Босая, очень полная, в холщовой ночной рубашке, с подплывающим синевой глазом, со сгустком крови на расквашенной верхней губе.
Дети – это мальчик, которого она обнимает за плечи, с тупым терпением покоряющийся ее воле, и дочь – тоже круглолицая, пышная молодая дама, которая отзывает «докторов» в сторонку для конфиденциального сообщения.
Неделю назад была статья в газете об убийстве и изнасиловании тринадцатилетней девочки. Не читали они? – Вопрос задается собранно, деловито и, как ни некстати это сейчас, не без некоторой доли гордости. – Так вот, убитая – племянница плачущей толстухи, а сегодня здесь, вот в этой квартире, справлялись по ней поминки.
Вчера, продолжает дама, милиция, «ничего умнее не придумав», арестовала ее мужа, зятя женщины, поскольку накануне он заезжал по делу в дом погибшей девочки.
– А ее муж, – мотает она подбородком в направлении тахты, – отец мой, второй месяц, я извиняюсь, пьет. Запой у него, видишь... Чтоб ему поменьше досталось, мамка возьми и выпей из бутылки на столе... А раньше водки не пила никогда. Ни грамма!
Ну и... Оскорбленный до глубины сердца муж вмазал в таком случае супруге за инициативу и, бахнув дверью, ушел квасить к верным товарищам.
А с «мамкою» по его уходе началось это. Она заплакала, затряслась и с тех пор без остановки умоляет не отнимать у нее ее детей. «А кто их отнимает-то?» – пожимает пухлыми плечами дочь.
И это все из-за Насти, высказывает она догадку, из-за племянницы. Вломились, изнасиловали, задушили веревкой, а потом еще зачем-то горло перерезали... А мамка любила ее очень, Настю-то. Она всех любит, как эта... как ненормальная!
Отслушав, Л. В. усаживается к лопочущей мольбы толстухе, садится по другую сторону от мальчика, обнимает за полуголое плечо и просит санитара Чупахина сделать больной «...ниум».
«...ниума» в ящике одна ампула, придерживаемая исключительно на «экстру», на особый случай, а здесь, видит уже Чупахин, дело закончится вызовом психбригады, и ему вроде как жалко: что зря-то, мол?
Однако без обсуждений он достает, подпиливает носик ампулы круглой картонной пилочкой, набирает довольно бойко шприц и собственною рукой производит подкожную инъекцию в среднюю треть плеча.

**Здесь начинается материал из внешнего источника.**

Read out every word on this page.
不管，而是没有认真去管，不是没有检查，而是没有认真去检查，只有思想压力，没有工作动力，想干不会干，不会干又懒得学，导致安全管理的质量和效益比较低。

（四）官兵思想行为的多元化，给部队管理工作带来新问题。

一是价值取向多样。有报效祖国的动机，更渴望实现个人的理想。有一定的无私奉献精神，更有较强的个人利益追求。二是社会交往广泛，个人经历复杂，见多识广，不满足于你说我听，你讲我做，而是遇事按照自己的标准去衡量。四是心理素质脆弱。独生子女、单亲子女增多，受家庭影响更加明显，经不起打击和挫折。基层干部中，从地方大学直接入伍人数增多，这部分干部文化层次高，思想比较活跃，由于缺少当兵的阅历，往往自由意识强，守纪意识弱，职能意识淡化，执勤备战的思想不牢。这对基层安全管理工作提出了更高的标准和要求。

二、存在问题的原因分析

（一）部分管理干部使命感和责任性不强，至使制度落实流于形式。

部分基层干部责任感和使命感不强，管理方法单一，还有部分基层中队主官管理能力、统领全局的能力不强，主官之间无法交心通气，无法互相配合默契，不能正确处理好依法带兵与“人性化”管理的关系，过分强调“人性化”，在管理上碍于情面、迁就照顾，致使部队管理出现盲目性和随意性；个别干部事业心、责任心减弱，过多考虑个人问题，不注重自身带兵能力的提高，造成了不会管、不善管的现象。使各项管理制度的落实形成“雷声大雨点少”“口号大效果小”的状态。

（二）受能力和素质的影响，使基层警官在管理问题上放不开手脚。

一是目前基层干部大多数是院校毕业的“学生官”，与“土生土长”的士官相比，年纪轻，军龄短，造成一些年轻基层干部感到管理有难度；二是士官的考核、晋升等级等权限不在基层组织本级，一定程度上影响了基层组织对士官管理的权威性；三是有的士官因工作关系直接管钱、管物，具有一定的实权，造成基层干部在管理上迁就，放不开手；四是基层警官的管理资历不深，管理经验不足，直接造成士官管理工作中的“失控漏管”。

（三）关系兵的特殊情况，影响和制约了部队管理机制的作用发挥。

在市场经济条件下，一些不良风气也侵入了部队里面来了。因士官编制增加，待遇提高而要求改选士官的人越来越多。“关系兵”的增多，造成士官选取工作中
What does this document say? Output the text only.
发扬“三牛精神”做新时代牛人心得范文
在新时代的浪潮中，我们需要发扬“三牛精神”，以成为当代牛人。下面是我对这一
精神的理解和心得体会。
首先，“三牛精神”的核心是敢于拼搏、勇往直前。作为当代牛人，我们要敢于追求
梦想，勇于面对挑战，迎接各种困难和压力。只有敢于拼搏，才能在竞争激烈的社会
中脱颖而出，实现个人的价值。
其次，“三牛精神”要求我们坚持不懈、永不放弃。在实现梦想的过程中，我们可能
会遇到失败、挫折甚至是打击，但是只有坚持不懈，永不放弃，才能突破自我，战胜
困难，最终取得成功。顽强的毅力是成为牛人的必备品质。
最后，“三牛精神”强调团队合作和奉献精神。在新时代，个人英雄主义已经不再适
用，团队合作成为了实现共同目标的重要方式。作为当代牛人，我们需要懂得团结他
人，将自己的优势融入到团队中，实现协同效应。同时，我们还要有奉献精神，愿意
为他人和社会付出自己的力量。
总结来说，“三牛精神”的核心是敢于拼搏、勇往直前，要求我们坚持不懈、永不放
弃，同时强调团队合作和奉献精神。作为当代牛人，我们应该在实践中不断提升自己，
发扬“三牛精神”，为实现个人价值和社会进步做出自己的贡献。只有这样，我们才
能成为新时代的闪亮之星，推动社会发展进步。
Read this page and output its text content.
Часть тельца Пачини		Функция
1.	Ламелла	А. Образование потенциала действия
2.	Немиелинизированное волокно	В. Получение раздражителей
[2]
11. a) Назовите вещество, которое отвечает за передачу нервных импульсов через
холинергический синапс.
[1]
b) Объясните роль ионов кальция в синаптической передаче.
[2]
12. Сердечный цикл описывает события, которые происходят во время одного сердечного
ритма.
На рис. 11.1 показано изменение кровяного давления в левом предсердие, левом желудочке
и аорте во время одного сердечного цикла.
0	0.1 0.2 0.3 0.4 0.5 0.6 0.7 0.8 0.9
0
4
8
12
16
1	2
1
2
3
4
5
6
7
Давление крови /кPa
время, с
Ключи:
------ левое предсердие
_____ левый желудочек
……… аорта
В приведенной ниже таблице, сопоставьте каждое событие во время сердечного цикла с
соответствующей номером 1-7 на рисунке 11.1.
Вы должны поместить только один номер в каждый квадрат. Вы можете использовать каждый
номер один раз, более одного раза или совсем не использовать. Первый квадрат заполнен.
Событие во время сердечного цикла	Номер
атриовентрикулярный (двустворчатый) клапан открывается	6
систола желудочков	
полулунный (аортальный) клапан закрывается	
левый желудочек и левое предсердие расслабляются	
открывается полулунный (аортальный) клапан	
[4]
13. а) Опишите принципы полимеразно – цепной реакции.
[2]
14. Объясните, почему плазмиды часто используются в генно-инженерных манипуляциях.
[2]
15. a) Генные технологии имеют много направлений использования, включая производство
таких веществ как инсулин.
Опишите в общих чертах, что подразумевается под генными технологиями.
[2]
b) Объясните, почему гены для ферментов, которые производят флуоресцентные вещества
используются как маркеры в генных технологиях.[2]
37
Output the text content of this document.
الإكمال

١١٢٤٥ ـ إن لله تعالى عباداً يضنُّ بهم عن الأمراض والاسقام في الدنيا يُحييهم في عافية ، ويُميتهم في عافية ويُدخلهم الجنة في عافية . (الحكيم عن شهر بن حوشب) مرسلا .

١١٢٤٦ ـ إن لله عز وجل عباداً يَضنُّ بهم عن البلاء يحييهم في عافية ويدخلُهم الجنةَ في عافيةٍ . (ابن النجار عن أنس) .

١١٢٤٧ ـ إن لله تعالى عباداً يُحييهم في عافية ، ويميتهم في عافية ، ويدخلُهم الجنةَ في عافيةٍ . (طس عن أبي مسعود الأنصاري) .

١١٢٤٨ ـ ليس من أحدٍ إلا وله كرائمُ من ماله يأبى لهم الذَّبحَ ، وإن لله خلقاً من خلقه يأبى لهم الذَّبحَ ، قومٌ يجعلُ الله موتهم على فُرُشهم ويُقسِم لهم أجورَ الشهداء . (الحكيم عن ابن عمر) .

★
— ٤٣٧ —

Не вздрогнув, не почувствовав боли, толстуха улыбается ему опухшими губами, умиляясь вниманьем к скромной ее персоне.
«Ну что, звонить?»– взглядывает Чупахин на Л. В.
«Звонить!» – кивает она.
Лицо сейчас у любимой женщины и начальницы Чупахина замершее и бледное, безразлично-отсутствующее, и он понимает, кажется ему, почему.
Телефон, по счастью, в коридоре, и на первом же гудке трубку снимает Варвара Силовна.
– А, господин Чупахин! Понятно. Где вы? Ждите, высылаем...
Толстуху отвезут в психдиспансер, госпитализируют с диагнозом «галлюцинаторно-параноидальный синдром».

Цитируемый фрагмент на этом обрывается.